Jefferson Luis

Personal information
- Full name: Jefferson Luis Teixeira Silva
- Date of birth: November 23, 1994 (age 30)
- Place of birth: Guaíba, Brazil
- Height: 1.82 m (6 ft 0 in)
- Position: Midfielder

Team information
- Current team: Coritiba
- Number: 41

Senior career*
- Years: Team / Apps / (Gls)
- 2003: São Paulo (RS)
- 2004: → Slavia Prague (loan) / 3 / (0)
- 2004: Central Español
- 2005: São José de Porto Alegre
- 2005: Central Español
- 2006: Aparecidense
- 2006: General Caballero
- 2007: São José de Porto Alegre
- 2007: → Criciúma (loan)
- 2008: São José de Porto Alegre
- 2008: Santa Cruz
- 2008: Ivoti
- 2009: Rio Preto
- 2009–2010: São José de Porto Alegre
- 2010–: Coritiba / 5 / (0)
- 2011: → Guarani (loan) / 13 / (1)
- 2012: → Ituano (loan)

= Jefferson Luis =

Brazilian footballer

Jefferson Luis Teixeira Silva (born 23 November 1983 in Guaíba) is a Brazilian football player.
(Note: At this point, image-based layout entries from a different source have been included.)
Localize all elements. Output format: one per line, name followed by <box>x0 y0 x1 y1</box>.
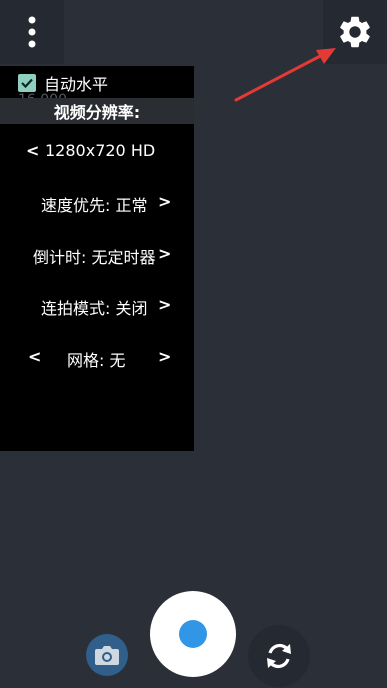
more-options-button[interactable] <box>14 12 50 52</box>
speed-priority-label: 速度优先: 正常 <box>41 196 148 215</box>
gear-icon <box>340 16 370 48</box>
record-icon <box>179 620 207 648</box>
settings-popup-panel: 16.000 自动水平 视频分辨率: < 1280x720 HD 速度优先: 正… <box>0 66 194 451</box>
grid-label: 网格: 无 <box>67 351 126 370</box>
record-button[interactable] <box>150 591 236 677</box>
check-icon <box>21 78 33 89</box>
timer-label: 倒计时: 无定时器 <box>33 248 156 267</box>
speed-next-arrow[interactable]: > <box>158 192 171 211</box>
take-photo-button[interactable] <box>86 634 128 676</box>
auto-level-label: 自动水平 <box>44 75 109 94</box>
burst-mode-label: 连拍模式: 关闭 <box>41 299 148 318</box>
grid-prev-arrow[interactable]: < <box>28 347 41 366</box>
camera-icon <box>95 646 119 665</box>
auto-level-checkbox[interactable] <box>18 74 36 92</box>
resolution-prev-arrow[interactable]: < <box>26 141 39 160</box>
timer-next-arrow[interactable]: > <box>158 244 171 263</box>
auto-level-option[interactable]: 自动水平 <box>18 72 108 94</box>
switch-camera-icon <box>267 643 291 669</box>
burst-next-arrow[interactable]: > <box>158 295 171 314</box>
resolution-value: 1280x720 HD <box>45 141 156 160</box>
switch-camera-button[interactable] <box>248 625 310 687</box>
annotation-arrow <box>234 48 336 102</box>
more-vert-icon <box>28 16 36 48</box>
resolution-title: 视频分辨率: <box>0 98 194 124</box>
grid-next-arrow[interactable]: > <box>158 347 171 366</box>
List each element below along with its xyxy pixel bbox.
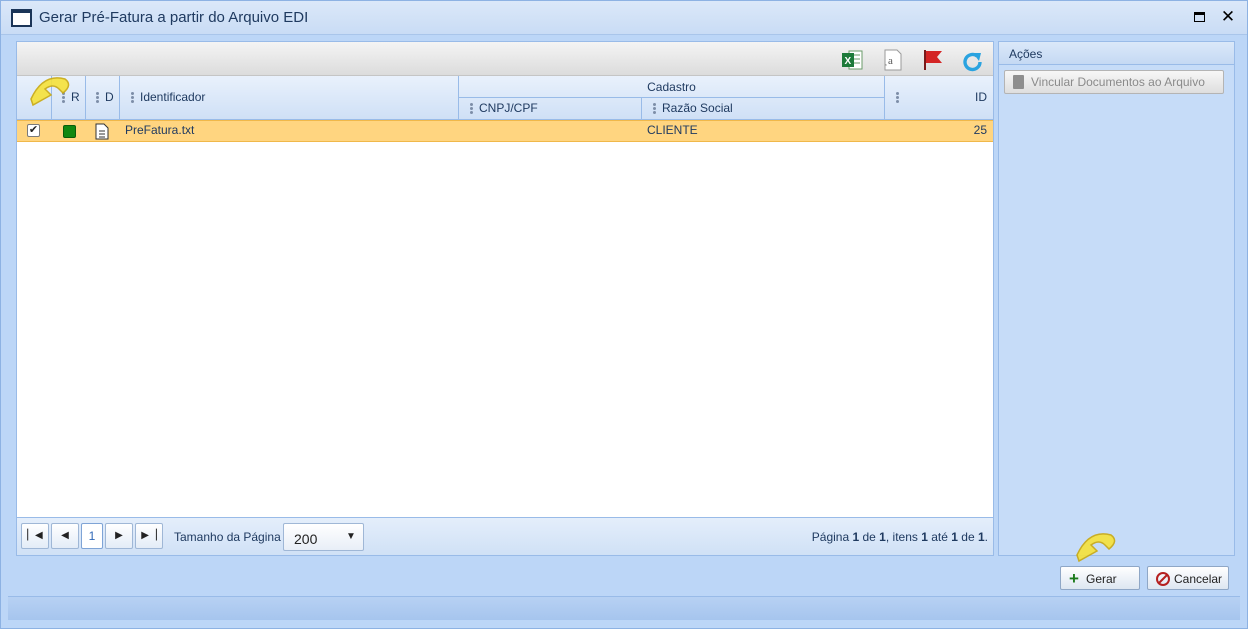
pagination-info: Página 1 de 1, itens 1 até 1 de 1. <box>811 530 988 544</box>
refresh-icon[interactable] <box>961 50 985 74</box>
next-page-button[interactable]: ▶ <box>105 523 133 549</box>
grid-header: R D Identificador Cadastro CNPJ/CPF Razã… <box>17 76 993 120</box>
document-icon[interactable] <box>95 123 109 140</box>
cancel-icon <box>1156 572 1170 586</box>
document-icon <box>1013 75 1024 89</box>
svg-text:,: , <box>885 60 887 67</box>
flag-icon[interactable] <box>921 48 945 72</box>
gerar-button[interactable]: + Gerar <box>1060 566 1140 590</box>
vincular-documentos-button[interactable]: Vincular Documentos ao Arquivo <box>1004 70 1224 94</box>
plus-icon: + <box>1069 569 1079 588</box>
pagination-bar: ▏◀ ◀ 1 ▶ ▶▕ Tamanho da Página 200 ▼ Pági… <box>17 517 993 555</box>
text-format-icon[interactable]: a , <box>881 48 905 72</box>
header-identificador[interactable]: Identificador <box>120 76 459 120</box>
header-cnpj-cpf[interactable]: CNPJ/CPF <box>459 98 642 120</box>
header-id[interactable]: ID <box>885 76 993 120</box>
window-icon <box>11 9 32 27</box>
row-checkbox[interactable]: ✔ <box>27 124 40 137</box>
prev-page-button[interactable]: ◀ <box>51 523 79 549</box>
cell-razao-social: CLIENTE <box>647 123 698 137</box>
grid-toolbar: X a , <box>17 42 993 76</box>
close-button[interactable]: ✕ <box>1220 8 1236 25</box>
pointer-arrow-icon <box>30 77 70 107</box>
header-group-cadastro: Cadastro <box>459 76 885 98</box>
column-grip-icon <box>96 91 99 104</box>
column-grip-icon <box>131 91 134 104</box>
dialog-window: Gerar Pré-Fatura a partir do Arquivo EDI… <box>0 0 1248 629</box>
excel-export-icon[interactable]: X <box>840 48 864 72</box>
column-grip-icon <box>896 91 899 104</box>
page-size-select[interactable]: 200 ▼ <box>283 523 364 551</box>
header-col-d[interactable]: D <box>86 76 120 120</box>
cell-id: 25 <box>973 123 987 137</box>
status-indicator <box>63 125 76 138</box>
column-grip-icon <box>653 102 656 115</box>
table-row[interactable]: ✔ PreFatura.txt CLIENTE 25 <box>17 120 993 142</box>
column-grip-icon <box>470 102 473 115</box>
maximize-button[interactable] <box>1192 9 1208 25</box>
grid-panel: X a , R D Identificador Cadastro CNPJ/CP… <box>16 41 994 556</box>
dropdown-arrow-icon: ▼ <box>346 531 356 542</box>
title-bar: Gerar Pré-Fatura a partir do Arquivo EDI… <box>1 1 1247 35</box>
maximize-icon <box>1194 12 1205 22</box>
page-size-label: Tamanho da Página <box>174 530 281 544</box>
cell-identificador: PreFatura.txt <box>125 123 195 137</box>
pointer-arrow-icon <box>1076 533 1116 563</box>
page-number-button[interactable]: 1 <box>81 523 103 549</box>
actions-panel: Ações Vincular Documentos ao Arquivo <box>998 41 1235 556</box>
first-page-button[interactable]: ▏◀ <box>21 523 49 549</box>
window-title: Gerar Pré-Fatura a partir do Arquivo EDI <box>39 9 309 26</box>
page-size-value: 200 <box>294 531 318 547</box>
svg-text:a: a <box>888 55 893 67</box>
cancelar-button[interactable]: Cancelar <box>1147 566 1229 590</box>
actions-title: Ações <box>999 42 1234 65</box>
header-razao-social[interactable]: Razão Social <box>642 98 885 120</box>
last-page-button[interactable]: ▶▕ <box>135 523 163 549</box>
status-bar <box>8 596 1240 620</box>
svg-text:X: X <box>845 56 852 67</box>
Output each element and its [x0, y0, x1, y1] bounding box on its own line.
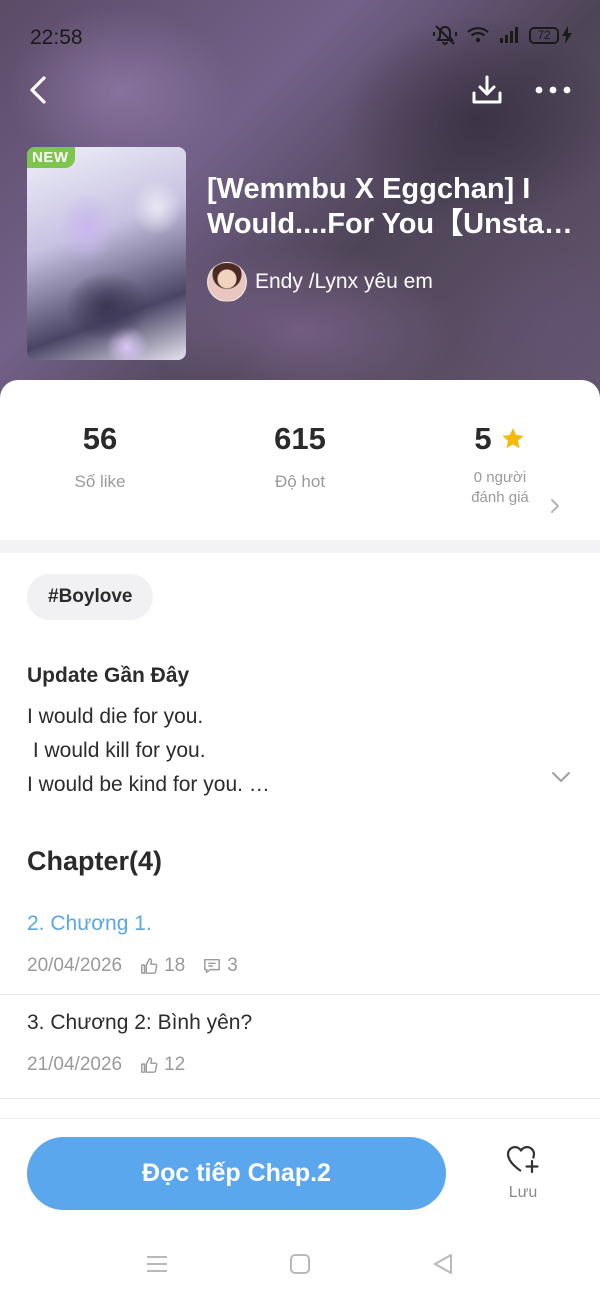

He was playing for São José de Porto Alegre and signed with Coritiba in April 2010. In January 2011, he moved to Guarani Futebol Clube on loan.

==Football career==
Jefferson started his professional career at São Paulo (RS). On 30 January 2004, he transferred to Slavia Praha. He then left for Central Español, and returned to Brazil for São José de Porto Alegre
on 8 March 2005. He left for Central Español again, and returned to Brazil on 27 January 2006, for Aparecidense. He left for General Caballero in second half of 2006 season, and returned to Brazil for São José de Porto Alegre on 24 January 2007, signed a one-and-a-half-year deal. On 19 September 2007, he was loaned to Criciúma of Série B until end of year.

In the first semester of 2010, Jefferson played the Campeonato Gaúcho for São José, 4th placed in the competition, and he was the best scorer of the whole championship, with 13 goals. Because of this performance, he was contracted by Coritiba to play the Campeonato Brasileiro Série B.